EDIT: just noticed something.
I’m not sure about Apparmor but do know Selinux, When changing states from Enforce to permissive a reboot is required. Was that what you did?
It may not be the issue but just to make sure there nothing in the way.
The missing piece for me was that the sidecar process will not check into the graylog server until it has brought up the underlying beats processes (journalbeat and filebeat in my case).
When journalbeat starts it, among other things, runs through the mounted file systems.

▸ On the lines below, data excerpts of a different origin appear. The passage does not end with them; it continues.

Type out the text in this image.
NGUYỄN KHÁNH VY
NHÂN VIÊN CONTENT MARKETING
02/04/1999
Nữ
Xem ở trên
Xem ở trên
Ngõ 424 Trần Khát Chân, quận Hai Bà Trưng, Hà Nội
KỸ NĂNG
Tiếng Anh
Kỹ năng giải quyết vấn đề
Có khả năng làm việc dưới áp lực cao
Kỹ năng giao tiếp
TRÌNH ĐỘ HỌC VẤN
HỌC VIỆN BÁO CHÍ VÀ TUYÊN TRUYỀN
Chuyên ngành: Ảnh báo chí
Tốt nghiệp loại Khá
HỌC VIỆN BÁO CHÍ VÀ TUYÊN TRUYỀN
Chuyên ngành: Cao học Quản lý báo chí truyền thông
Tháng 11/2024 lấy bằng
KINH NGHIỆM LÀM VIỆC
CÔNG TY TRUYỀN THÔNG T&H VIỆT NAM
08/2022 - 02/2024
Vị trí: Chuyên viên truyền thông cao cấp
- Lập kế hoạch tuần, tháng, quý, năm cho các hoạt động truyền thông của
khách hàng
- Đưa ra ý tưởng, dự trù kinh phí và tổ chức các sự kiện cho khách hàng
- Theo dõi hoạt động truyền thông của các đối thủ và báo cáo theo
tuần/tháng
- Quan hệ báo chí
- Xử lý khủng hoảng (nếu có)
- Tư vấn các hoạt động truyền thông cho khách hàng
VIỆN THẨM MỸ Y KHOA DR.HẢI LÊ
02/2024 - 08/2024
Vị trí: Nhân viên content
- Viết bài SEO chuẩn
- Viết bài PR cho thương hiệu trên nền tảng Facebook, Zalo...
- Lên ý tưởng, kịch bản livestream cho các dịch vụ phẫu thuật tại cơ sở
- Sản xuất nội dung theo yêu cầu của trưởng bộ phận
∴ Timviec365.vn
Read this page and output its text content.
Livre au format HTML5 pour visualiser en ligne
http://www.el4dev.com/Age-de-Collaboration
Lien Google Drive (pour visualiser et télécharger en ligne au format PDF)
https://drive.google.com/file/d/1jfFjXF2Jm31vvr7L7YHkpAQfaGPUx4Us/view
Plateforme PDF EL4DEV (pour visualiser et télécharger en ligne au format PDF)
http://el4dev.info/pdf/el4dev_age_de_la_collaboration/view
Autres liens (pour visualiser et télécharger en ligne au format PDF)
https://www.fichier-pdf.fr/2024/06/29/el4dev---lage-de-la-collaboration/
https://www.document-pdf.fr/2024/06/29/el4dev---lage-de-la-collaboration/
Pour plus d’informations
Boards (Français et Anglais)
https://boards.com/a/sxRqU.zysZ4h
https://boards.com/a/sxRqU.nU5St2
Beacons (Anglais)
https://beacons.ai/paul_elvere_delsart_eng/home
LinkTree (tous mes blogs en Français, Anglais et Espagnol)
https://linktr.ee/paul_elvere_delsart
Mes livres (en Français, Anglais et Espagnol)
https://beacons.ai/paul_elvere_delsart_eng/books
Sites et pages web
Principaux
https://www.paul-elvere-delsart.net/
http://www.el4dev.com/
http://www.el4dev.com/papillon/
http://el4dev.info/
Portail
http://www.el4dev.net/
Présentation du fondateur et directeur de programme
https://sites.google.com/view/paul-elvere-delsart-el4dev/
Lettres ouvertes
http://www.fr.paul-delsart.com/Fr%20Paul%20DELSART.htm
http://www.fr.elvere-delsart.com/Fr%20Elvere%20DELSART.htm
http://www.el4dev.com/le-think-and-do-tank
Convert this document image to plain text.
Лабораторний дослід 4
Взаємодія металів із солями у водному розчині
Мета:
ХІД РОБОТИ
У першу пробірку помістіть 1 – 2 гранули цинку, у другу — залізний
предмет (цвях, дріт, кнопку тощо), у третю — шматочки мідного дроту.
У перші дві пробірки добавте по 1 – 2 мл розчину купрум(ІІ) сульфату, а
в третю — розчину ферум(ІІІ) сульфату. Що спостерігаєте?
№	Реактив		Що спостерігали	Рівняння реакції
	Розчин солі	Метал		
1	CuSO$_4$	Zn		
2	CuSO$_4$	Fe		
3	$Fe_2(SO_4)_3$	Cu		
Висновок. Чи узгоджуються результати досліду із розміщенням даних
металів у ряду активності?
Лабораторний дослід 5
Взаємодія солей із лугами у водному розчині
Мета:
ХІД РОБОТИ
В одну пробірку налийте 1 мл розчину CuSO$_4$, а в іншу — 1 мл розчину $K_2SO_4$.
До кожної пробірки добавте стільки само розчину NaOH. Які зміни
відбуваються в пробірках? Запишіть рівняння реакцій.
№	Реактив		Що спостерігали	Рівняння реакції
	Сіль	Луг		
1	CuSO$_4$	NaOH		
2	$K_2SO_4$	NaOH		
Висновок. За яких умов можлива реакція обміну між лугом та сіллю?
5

Both of these servers hold an NFS mount on our backend file server, but when the file server was patched and rebooted on Sunday morning, these two mounts failed to reattach themselves and got stuck (I’m still trying to figure out why they got stuck, but the terminal locked whenever I tried to issue commands that touched the stuck mount).
Performing a lazy unmount and remounting the shares freed up the disk operations, which then allowed journalbeat (and then filebeat) to startup like normal.
TL;DR: Disk operations were timing out which prevented journalbeat from starting up correctly. The sidecar process was waiting on journalbeat to come up before checking in with the Graylog server.
Thank you to both @tmacgbay and @gsmith for all the help in narrowing this down.
Well that’s an odd one - glad you found it!!! Mark your answer as a solution for future searchers!
Glad you resolved this issue
Make it permanent after reboot
root# vi /etc/fstab
/dev/sdb1 /mnt/my_repo ext4 defaults 0 0
well, they are NFS mounts, so the solution was to remind fstab of that and make them _netdev in their options. That should make things go a little smoother if this ever happens again.
192.168.1.106:/mail /mnt/fsbackup nfs defaults,_netdev,soft,vers=3 0 0
This topic was automatically closed 14 days after the last reply. New replies are no longer allowed.